Dans le contexte géopolitique actuel, comment jugez-vous l'attractivité d’un «Fond mondial pour la santé» pour les pays ‘BRICS’ (Brésil, Russie Inde, Chine et Afrique du Sud)?
Il existe une pression croissante dans les pays ‘BRICS’ pour l’accroissement de la protection sociale - et donc d'augmenter la fiscalité nécessaire pour financer la protection sociale. Ce n'est pas facile, en raison de la concurrence fiscale entre les pays: les pays veulent garder une assez faible imposition pour attirer les investissements. Un fond mondial pour la santé n’organiserait pas seulement des transferts, il fixerait des objectifs pour les niveaux de protection sociale nationaux, et cela permettrait d'atténuer la concurrence fiscale, ce qui est attrayant pour les pays qui souhaitent augmenter le niveau de protection sociale, mais seulement si leurs 'rivaux' économiques en font de même.
En outre, il y a différentes idées pour financer un Fond Mondial pour la santé. Simon Caney - professeur de théorie politique et justice sociale mondiale à Oxford - propose de distribuer les droits mondiaux d'émission par un mécanisme d'enchères. Les pays ou les entreprises qui sont les plus en mesure de «transformer» les émissions de gaz à effet de serre en avantages économiques seraient prêts à payer le prix fort. Le procédé pourrait financer un fond « environnement vert et social », y compris un fonds mondial pour la santé. Ce pourrait être beaucoup plus attrayant pour les pays BRICS que les plafonds d'émission par pays qui sont actuellement sur la table de négociation.
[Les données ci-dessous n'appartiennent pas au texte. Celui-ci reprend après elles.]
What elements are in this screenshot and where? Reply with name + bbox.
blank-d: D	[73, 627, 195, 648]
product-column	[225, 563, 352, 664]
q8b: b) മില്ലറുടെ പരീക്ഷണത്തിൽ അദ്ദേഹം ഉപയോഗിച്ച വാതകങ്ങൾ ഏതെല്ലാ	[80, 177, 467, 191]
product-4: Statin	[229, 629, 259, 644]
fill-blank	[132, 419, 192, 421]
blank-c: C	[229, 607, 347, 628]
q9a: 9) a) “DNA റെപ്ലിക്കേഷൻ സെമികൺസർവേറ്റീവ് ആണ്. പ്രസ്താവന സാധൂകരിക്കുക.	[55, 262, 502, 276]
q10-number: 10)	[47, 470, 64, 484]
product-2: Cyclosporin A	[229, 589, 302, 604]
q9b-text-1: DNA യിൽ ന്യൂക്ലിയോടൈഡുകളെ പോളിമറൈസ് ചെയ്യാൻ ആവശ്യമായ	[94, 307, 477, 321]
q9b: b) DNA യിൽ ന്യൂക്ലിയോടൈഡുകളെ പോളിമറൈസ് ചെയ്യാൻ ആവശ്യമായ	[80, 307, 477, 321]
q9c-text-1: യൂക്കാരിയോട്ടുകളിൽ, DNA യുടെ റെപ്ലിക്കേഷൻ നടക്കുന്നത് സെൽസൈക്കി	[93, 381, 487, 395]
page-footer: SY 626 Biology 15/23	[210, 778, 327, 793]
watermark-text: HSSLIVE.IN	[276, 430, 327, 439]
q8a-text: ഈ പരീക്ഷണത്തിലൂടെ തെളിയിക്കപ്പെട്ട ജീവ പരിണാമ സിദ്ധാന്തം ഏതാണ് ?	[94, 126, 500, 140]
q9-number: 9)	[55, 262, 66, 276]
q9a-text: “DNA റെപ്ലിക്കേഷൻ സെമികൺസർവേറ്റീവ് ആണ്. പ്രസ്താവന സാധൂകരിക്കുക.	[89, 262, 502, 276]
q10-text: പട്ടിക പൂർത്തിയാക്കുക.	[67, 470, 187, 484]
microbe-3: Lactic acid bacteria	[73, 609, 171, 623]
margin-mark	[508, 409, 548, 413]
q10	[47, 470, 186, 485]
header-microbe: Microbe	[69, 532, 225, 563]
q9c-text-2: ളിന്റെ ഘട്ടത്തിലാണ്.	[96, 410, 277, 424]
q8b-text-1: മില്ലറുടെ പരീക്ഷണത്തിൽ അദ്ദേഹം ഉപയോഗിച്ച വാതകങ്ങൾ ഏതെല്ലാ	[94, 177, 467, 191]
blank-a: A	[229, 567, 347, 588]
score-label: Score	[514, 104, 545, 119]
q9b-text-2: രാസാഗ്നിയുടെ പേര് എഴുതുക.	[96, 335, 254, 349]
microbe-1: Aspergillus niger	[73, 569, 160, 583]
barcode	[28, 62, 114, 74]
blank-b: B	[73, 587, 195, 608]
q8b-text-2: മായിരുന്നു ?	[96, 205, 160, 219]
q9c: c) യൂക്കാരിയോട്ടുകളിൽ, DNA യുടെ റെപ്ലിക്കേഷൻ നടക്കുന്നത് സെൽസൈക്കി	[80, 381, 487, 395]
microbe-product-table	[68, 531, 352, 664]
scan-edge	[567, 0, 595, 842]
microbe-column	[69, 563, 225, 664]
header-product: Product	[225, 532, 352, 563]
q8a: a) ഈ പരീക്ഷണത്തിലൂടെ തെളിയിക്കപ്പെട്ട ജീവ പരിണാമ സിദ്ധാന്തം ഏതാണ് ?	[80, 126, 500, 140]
Un certain nombre de bailleurs de fonds et acteurs internationaux soutiennent que l'idée d'un Fond mondial pour la santé reste une approche plutôt monopolistique. La compétition des idées, des mécanismes de financement et des produits, conduisent souvent à de meilleurs résultats, disent-ils. Que répondriez-vous à eux? Pensez-vous qu’un Fond Mondial pour la santé pourrait affecter la qualité de l’aide au développement en santé dans un sens négatif en raison du manque de concurrence? Ou est-ce l'inverse?
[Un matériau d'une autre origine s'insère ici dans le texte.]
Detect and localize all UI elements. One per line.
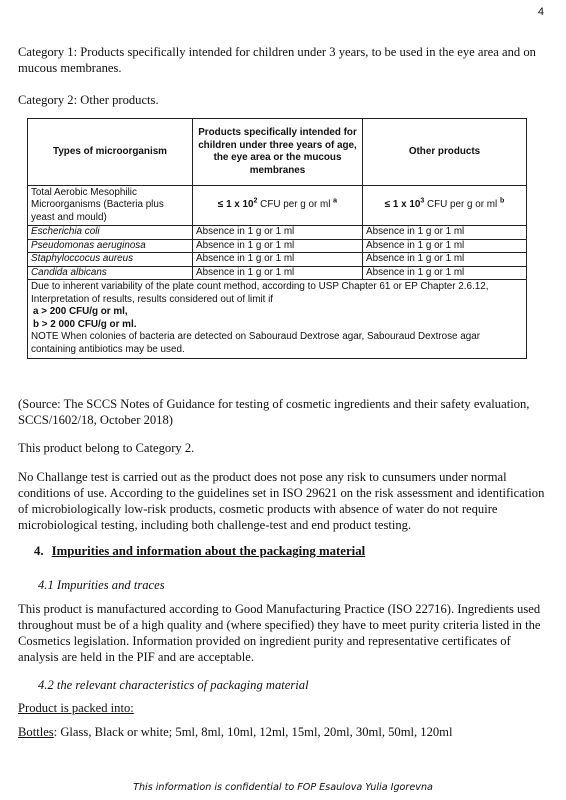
tamc-cat1-suffix: CFU per g or ml <box>257 199 334 211</box>
bottles-description: : Glass, Black or white; 5ml, 8ml, 10ml, 12ml, 15ml, 20ml, 30ml, 50ml, 120ml <box>53 725 453 739</box>
cat2-cell: Absence in 1 g or 1 ml <box>363 266 527 280</box>
table-row <box>28 239 527 253</box>
limit-a: a > 200 CFU/g or ml, <box>33 306 128 317</box>
table-note-cell <box>28 280 527 359</box>
organism-cell: Escherichia coli <box>28 226 193 240</box>
header-other-products: Other products <box>363 119 527 186</box>
impurities-paragraph: This product is manufactured according to Good Manufacturing Practice (ISO 22716). Ingredients used throughout must be of a high quality and (where specified) they have to meet purity criteria listed in the Cosmetics legislation. Information provided on ingredient purity and representative certificates of analysis are held in the PIF and are acceptable. <box>18 602 541 664</box>
tamc-cat1-prefix: ≤ 1 x 10 <box>217 199 254 211</box>
packed-into-label <box>18 700 546 716</box>
section-4-title: Impurities and information about the packaging material <box>51 544 366 558</box>
table-header-row <box>28 119 527 186</box>
cat1-cell: Absence in 1 g or 1 ml <box>193 226 363 240</box>
cat2-cell: Absence in 1 g or 1 ml <box>363 239 527 253</box>
tamc-cat1-exp: 2 <box>253 197 258 205</box>
header-microorganism: Types of microorganism <box>28 119 193 186</box>
tamc-cat1-note: a <box>333 197 338 205</box>
tamc-cat2-exp: 3 <box>420 197 425 205</box>
cat1-cell: Absence in 1 g or 1 ml <box>193 266 363 280</box>
tamc-category2 <box>363 186 527 226</box>
header-category1: Products specifically intended for children under three years of age, the eye area or the mucous membranes <box>193 119 363 186</box>
cat2-cell: Absence in 1 g or 1 ml <box>363 226 527 240</box>
tamc-category1 <box>193 186 363 226</box>
category2-text: Category 2: Other products. <box>18 93 159 107</box>
tamc-label: Total Aerobic Mesophilic Microorganisms (Bacteria plus yeast and mould) <box>28 186 193 226</box>
confidentiality-footer: This information is confidential to FOP Esaulova Yulia Igorevna <box>133 782 433 793</box>
bottles-line <box>18 724 546 740</box>
tamc-cat2-suffix: CFU per g or ml <box>424 199 500 211</box>
tamc-row <box>28 186 527 226</box>
note-sabouraud: NOTE When colonies of bacteria are detected on Sabouraud Dextrose agar, Sabouraud Dextrose agar containing antibiotics may be used. <box>31 331 481 355</box>
table-row <box>28 266 527 280</box>
bottles-label: Bottles <box>18 725 54 739</box>
source-text: (Source: The SCCS Notes of Guidance for testing of cosmetic ingredients and their safety evaluation, SCCS/1602/18, October 2018) <box>18 397 530 427</box>
category-statement: This product belong to Category 2. <box>18 441 195 455</box>
limit-b: b > 2 000 CFU/g or ml. <box>33 318 137 330</box>
organism-cell: Pseudomonas aeruginosa <box>28 239 193 253</box>
table-row <box>28 226 527 240</box>
cat1-cell: Absence in 1 g or 1 ml <box>193 239 363 253</box>
microbiological-limits-table <box>27 118 527 359</box>
subsection-4-1-heading: 4.1 Impurities and traces <box>38 578 165 592</box>
page-number: 4 <box>537 6 544 18</box>
challenge-test-paragraph: No Challange test is carried out as the product does not pose any risk to cunsumers under normal conditions of use. According to the guidelines set in ISO 29621 on the risk assessment and identification of microbiologically low-risk products, cosmetic products with absence of water do not require microbiological testing, including both challenge-test and end product testing. <box>18 470 545 532</box>
note-interpretation: Due to inherent variability of the plate count method, according to USP Chapter 61 or EP Chapter 2.6.12, Interpretation of results, results considered out of limit if <box>31 281 489 305</box>
tamc-cat2-note: b <box>499 197 505 205</box>
organism-cell: Candida albicans <box>28 266 193 280</box>
organism-cell: Staphyloccocus aureus <box>28 253 193 267</box>
category1-text: Category 1: Products specifically intended for children under 3 years, to be used in the eye area and on mucous membranes. <box>18 45 536 75</box>
subsection-4-2-heading: 4.2 the relevant characteristics of packaging material <box>38 678 309 692</box>
tamc-cat2-prefix: ≤ 1 x 10 <box>384 199 421 211</box>
section-4-number: 4. <box>34 544 44 558</box>
table-row <box>28 253 527 267</box>
section-4-heading <box>34 544 365 559</box>
cat1-cell: Absence in 1 g or 1 ml <box>193 253 363 267</box>
packed-into-text: Product is packed into: <box>18 701 134 715</box>
table-note-row <box>28 280 527 359</box>
cat2-cell: Absence in 1 g or 1 ml <box>363 253 527 267</box>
Encore une fois, comparons la avec la différence entre la charité et la protection sociale. Sous la charité, tous les gens riches donnent autant qu'ils veulent, quand ils veulent, à qui ils veulent. Certaines personnes riches peuvent être généreux, et peuvent devenir moins généreux si on leur demandait ou contraignait de payer plus d'impôts pour financer la protection sociale. La «concurrence» entre Bill Gates, Warren Buffett et d'autres personnes riches peut avoir certains avantages qui risquent de disparaître. La protection sociale nécessite une coordination: une entité centrale qui perçoit les cotisations et décide comment redistribuer. Il semble probable que certains pays ou certains problèmes de santé particuliers subiraient des conséquences négatives, mais dans l'ensemble, je préférerais toujours être un membre d'un régime de protection sociale, que d'être le bénéficiaire de la charité.
Vous avez travaillé sur la responsabilité sociale collective, y compris cette idée d'un Fond Mondial pour la santé, pour une partie importante de votre carrière. Etes-vous optimiste quant aux perspectives de la solidarité dans le monde entier, ou la pérennité sociale comme vous l'appelez?
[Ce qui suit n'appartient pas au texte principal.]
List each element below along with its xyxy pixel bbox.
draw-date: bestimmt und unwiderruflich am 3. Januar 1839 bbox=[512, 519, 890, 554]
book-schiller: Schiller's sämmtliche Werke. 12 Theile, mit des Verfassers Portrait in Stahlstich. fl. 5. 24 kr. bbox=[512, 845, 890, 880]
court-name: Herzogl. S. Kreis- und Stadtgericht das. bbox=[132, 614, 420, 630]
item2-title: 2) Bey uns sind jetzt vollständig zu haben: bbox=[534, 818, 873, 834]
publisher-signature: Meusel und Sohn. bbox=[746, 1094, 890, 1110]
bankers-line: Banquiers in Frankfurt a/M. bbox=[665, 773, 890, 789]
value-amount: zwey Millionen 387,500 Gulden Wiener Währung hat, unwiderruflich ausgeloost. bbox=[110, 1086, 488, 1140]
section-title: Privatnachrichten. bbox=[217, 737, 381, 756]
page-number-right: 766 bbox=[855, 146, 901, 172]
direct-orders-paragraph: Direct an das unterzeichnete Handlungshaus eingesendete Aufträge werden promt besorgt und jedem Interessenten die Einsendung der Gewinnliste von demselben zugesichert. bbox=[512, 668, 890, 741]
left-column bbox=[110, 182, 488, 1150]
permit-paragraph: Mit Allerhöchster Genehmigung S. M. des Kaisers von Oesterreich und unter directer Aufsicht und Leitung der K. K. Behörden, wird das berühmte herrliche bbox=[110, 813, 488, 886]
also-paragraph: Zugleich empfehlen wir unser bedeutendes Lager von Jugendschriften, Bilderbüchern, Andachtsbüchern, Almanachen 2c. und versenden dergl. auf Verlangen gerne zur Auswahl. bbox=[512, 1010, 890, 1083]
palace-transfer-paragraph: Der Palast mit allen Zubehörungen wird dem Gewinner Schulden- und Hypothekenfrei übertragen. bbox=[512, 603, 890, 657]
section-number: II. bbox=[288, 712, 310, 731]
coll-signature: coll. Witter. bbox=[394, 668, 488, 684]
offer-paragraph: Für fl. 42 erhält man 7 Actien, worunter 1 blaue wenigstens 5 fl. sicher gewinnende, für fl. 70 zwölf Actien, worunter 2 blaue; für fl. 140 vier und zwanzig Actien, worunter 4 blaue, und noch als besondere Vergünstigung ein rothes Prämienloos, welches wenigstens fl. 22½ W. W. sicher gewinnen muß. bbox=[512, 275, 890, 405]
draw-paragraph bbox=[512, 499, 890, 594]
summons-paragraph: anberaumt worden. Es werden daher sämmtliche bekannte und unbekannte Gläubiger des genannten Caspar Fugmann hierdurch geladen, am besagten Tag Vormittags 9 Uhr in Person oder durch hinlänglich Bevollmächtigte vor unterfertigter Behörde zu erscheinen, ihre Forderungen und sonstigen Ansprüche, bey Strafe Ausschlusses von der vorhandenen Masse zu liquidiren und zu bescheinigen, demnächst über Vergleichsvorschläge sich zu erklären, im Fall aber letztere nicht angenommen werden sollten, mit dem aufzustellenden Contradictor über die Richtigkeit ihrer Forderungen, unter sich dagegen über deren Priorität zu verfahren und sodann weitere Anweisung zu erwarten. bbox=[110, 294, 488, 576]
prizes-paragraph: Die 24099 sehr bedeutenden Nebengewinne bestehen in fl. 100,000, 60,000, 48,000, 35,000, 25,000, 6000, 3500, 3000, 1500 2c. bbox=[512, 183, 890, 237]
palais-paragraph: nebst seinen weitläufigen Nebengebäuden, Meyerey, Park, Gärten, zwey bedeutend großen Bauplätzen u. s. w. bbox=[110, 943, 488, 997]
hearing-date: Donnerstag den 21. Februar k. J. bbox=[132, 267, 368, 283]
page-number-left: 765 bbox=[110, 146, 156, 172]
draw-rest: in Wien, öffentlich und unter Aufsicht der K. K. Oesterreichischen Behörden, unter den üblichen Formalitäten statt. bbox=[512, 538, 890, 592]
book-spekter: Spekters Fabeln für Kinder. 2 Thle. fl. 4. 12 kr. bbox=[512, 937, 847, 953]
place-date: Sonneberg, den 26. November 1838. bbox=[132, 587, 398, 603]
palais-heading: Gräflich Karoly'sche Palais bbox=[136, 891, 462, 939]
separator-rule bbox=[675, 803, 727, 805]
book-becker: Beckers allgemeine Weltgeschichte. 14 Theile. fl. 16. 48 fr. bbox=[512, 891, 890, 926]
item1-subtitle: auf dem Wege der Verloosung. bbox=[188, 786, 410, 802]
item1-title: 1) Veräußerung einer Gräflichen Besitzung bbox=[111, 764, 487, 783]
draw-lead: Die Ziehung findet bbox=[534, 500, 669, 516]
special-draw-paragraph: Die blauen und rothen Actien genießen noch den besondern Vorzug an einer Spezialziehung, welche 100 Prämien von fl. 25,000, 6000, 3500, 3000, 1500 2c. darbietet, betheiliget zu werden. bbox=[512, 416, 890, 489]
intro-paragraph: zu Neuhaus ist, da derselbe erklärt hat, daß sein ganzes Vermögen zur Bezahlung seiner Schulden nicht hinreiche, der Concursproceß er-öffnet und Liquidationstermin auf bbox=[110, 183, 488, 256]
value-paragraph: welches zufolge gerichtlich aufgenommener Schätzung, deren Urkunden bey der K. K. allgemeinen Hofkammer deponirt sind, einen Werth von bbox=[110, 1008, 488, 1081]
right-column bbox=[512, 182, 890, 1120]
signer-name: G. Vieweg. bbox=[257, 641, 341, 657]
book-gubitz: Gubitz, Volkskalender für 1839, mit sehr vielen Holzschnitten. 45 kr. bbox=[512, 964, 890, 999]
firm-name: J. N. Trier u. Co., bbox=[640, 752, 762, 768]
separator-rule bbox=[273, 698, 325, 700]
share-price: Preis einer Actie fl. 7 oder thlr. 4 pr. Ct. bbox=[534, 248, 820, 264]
Oui, cela se produira. Mais je ne sais pas quand. Je suis devenu assez pessimiste sur le calendrier, mais je reste confiant que cela se produira. L'alternative d'un régime mondial de protection sociale augmente l'isolationnisme - chaque pays tentant de faire face à ses propres problèmes à sa façon. Il n'ya pas d'avenir pour l'isolationnisme. Ulrich Beck peut paraître naïf quand il soutient que le changement climatique pourrait sauver le monde, mais il marque un point. Les changements climatiques nous obligent à penser au-delà de l'Etat-nation.